Ele também chamou atenção para a falta de continuidade no cuidado ao longo dos anos e para a presença de outras condições associadas. “Na maioria das vezes, essa população é diagnosticada na infância, mas cresce, envelhece e acaba acumulando comorbidades psiquiátricas, que muitas vezes não são tratadas. O transtorno principal acaba mascarando outros quadros, dificultando o diagnóstico e o manejo adequado. Cada comorbidade não tratada aumenta os comportamentos desafiadores”, explicou. Segundo o especialista, cabe às políticas públicas garantir assistência contínua: “É papel da saúde pública oferecer qualidade de vida e tratamento adequado a essa população, que muitas vezes permanece invisível e encontra dificuldades de acesso aos serviços.”

Sobre as famílias, as estatísticas apontam que 31% dos cuidadores apresentam algum tipo de transtorno emocional, seja pelas dificuldades financeiras causadas pelos tratamentos, seja pelos desafios diários na lida, muitas vezes causando esgotamento.

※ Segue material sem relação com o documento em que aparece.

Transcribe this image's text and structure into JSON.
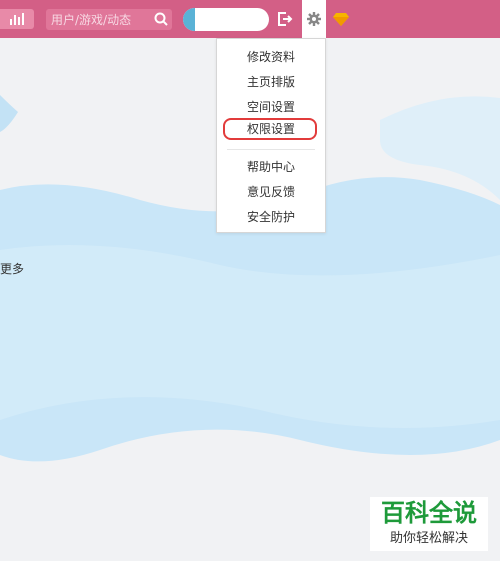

Sandra Mara Amaral, mãe atípica, relatou sua experiência como mãe de Caio, de 25 anos, com grau 3 de autismo. “Tudo o que foi falado aqui vem ao encontro do que eu busco. Tenho certeza de que é o desejo de todas as mães, que muitas vezes entram em depressão a ponto de querer desistir. Quando ele chegou à adolescência, muitas portas se fecharam e, sem a escola, não saberíamos o que fazer. É o meu maior medo que ele fique sem isso.” Outras mães também contribuíram para o debate, relatando suas trajetórias.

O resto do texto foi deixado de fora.